L’enjeu est ici la continuité du service public et sa réactivité. Il s’agit de répondre à l’usager qui ne comprend pas que le traitement de sa demande soit retardé de plusieurs semaines, au seul motif qu’aucun outil ne permet de remplacer le fonctionnaire qui aurait dû s’en charger. Il s’agit pareillement d’aider le fonctionnaire en place pour qu’il n’ait pas à souffrir d’une surcharge subite de travail parce que son collègue indisponible ne peut pas être remplacé.

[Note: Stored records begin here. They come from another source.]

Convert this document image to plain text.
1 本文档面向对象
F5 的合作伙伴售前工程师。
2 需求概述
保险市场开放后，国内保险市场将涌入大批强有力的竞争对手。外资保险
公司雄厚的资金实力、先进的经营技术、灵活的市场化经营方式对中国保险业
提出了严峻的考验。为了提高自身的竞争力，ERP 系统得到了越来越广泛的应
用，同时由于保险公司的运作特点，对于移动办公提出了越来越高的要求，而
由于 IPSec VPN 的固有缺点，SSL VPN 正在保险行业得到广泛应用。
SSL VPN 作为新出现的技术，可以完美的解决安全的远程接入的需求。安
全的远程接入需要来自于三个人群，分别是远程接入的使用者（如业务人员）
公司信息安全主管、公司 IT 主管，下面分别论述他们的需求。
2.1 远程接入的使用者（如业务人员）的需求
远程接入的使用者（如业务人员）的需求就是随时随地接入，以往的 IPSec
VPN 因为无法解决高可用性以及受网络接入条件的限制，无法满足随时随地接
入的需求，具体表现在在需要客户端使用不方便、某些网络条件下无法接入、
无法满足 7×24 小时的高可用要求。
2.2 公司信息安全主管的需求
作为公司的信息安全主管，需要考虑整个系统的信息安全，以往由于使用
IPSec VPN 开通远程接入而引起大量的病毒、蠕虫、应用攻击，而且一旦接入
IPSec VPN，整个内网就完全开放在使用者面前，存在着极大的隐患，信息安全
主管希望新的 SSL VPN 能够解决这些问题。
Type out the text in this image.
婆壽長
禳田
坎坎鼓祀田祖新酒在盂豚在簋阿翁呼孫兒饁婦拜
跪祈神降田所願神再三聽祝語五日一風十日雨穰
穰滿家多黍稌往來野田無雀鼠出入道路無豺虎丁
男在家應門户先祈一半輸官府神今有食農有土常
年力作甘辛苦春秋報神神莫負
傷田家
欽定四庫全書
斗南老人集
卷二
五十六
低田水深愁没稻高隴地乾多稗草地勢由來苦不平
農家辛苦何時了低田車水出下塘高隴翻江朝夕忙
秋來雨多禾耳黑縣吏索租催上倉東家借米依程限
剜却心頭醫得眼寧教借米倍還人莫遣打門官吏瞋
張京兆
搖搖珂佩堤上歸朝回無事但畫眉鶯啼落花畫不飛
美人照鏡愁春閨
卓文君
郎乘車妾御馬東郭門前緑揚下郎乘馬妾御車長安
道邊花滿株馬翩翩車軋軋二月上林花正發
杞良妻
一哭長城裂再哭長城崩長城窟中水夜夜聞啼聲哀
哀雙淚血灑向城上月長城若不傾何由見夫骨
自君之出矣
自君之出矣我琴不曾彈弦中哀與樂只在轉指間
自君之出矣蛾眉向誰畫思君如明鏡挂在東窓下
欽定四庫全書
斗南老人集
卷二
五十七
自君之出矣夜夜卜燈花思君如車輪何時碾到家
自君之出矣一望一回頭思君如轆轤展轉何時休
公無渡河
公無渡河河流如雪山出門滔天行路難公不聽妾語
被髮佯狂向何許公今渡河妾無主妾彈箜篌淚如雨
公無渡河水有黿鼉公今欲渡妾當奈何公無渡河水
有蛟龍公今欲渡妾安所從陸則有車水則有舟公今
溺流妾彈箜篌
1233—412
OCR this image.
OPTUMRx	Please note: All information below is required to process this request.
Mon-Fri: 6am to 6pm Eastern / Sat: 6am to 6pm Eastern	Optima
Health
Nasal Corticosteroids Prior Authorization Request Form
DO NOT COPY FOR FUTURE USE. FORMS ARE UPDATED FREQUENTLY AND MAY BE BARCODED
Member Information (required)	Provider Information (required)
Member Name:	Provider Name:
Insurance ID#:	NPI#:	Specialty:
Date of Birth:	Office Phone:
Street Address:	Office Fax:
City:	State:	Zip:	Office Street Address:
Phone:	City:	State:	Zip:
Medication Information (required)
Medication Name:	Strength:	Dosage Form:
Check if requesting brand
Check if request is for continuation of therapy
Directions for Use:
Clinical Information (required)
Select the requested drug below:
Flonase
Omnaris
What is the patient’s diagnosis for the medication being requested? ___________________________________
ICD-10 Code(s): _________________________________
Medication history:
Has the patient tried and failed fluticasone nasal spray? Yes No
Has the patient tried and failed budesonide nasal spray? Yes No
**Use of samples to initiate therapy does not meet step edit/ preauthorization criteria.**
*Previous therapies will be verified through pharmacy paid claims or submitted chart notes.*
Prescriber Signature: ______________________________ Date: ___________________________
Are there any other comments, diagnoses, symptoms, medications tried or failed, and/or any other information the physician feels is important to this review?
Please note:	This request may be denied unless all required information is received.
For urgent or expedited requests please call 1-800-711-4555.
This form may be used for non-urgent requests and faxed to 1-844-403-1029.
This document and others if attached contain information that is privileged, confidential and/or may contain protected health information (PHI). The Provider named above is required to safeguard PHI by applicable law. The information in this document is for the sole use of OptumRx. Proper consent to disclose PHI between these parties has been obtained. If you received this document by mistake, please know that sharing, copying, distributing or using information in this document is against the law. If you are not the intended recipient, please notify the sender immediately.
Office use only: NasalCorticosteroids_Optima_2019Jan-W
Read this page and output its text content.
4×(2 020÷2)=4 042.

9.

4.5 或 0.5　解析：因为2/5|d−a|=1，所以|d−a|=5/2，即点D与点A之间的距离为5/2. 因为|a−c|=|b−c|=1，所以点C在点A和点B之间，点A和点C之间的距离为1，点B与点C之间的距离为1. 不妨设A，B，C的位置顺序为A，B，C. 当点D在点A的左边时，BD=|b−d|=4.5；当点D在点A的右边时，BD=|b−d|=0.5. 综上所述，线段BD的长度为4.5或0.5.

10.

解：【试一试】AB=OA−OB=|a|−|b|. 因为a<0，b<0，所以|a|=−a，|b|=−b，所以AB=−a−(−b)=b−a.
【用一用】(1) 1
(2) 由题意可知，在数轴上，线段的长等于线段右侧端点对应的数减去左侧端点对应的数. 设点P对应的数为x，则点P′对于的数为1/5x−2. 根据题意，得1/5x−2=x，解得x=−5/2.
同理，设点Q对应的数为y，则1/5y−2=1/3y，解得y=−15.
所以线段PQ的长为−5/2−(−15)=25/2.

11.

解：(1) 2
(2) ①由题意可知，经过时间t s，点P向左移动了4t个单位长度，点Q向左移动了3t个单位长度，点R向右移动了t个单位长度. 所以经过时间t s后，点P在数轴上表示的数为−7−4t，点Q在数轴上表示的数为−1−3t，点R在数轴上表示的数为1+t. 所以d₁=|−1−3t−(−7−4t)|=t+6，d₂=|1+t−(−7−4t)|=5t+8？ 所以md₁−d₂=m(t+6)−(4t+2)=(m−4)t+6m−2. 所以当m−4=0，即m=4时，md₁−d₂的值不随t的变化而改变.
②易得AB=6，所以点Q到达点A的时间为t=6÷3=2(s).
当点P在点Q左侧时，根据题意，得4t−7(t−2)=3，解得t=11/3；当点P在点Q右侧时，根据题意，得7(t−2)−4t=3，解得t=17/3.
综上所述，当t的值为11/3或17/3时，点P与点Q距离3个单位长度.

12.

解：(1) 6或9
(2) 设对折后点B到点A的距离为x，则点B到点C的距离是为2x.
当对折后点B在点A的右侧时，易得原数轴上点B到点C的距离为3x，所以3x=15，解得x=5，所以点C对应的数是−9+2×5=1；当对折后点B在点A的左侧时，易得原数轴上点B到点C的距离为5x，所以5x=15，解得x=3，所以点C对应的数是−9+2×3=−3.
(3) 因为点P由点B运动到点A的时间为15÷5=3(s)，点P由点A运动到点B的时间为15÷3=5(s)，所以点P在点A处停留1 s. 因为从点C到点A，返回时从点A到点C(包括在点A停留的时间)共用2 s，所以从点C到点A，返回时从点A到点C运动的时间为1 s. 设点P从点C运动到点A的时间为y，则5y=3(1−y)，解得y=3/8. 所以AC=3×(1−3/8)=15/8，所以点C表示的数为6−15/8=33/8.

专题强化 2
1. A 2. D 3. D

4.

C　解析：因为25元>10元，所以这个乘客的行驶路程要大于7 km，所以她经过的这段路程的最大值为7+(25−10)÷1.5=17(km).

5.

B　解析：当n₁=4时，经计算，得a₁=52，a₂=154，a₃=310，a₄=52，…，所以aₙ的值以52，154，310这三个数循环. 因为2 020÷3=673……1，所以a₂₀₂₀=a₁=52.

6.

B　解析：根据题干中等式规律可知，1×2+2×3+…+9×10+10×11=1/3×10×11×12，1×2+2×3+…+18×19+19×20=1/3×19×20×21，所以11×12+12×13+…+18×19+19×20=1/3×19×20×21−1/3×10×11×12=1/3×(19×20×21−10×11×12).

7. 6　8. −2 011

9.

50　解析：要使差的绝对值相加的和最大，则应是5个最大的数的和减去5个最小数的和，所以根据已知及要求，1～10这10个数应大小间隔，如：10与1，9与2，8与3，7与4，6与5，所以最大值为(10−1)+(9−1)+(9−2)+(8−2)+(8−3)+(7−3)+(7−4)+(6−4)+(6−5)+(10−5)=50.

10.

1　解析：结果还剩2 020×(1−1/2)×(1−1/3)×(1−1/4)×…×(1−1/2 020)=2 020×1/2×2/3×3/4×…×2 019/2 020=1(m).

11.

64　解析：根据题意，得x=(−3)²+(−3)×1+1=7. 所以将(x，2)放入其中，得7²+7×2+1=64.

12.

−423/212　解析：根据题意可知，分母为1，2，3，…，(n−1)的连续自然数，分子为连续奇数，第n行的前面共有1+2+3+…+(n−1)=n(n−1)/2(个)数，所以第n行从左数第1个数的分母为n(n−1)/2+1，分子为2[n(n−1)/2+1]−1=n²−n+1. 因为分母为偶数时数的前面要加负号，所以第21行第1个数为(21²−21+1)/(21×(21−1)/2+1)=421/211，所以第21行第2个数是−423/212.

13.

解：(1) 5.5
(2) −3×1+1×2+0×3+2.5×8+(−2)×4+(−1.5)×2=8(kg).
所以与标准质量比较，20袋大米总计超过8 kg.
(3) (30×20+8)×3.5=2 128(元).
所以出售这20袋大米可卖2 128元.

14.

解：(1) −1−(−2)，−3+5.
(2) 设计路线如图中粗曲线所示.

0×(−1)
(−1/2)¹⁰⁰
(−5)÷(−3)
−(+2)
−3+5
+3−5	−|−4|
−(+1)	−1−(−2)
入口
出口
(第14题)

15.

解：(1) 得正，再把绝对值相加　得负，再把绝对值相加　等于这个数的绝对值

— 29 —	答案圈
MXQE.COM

Mesdames, messieurs les sénateurs, permettez-moi pour conclure de citer le Président de la République, qui, alors candidat, s’exprimait ainsi le 7 juillet 2005 : « l’attachement au service public ne se mesure pas au nombre des cris que l’on pousse à son sujet. Il se mesure à la hauteur de l’ambition que l’on a pour lui, de la volonté que l’on met pour le faire changer, des moyens qu’on lui donne pour y parvenir, de la confiance qu’on lui fait pour réussir ». Nous avons une chance : pour une fois - peut-être la première depuis le général de Gaulle -, un Président de la République en exercice s’intéresse aux questions de fonction publique ! Profitons-en pour conduire une modernisation d’ampleur.

Le projet de loi s’inscrit pleinement dans cette ambition. Ne nous trompons pas de débat : vouloir ne rien changer aux règles de fonctionnement de la fonction publique, c’est tuer lentement mais sûrement le service public. Nous ne sommes pas partisans du statu quo parce que nous croyons à l’avenir de la fonction publique et du service public.

Voilà l’esprit qui anime le projet de loi que nous vous présentons aujourd’hui.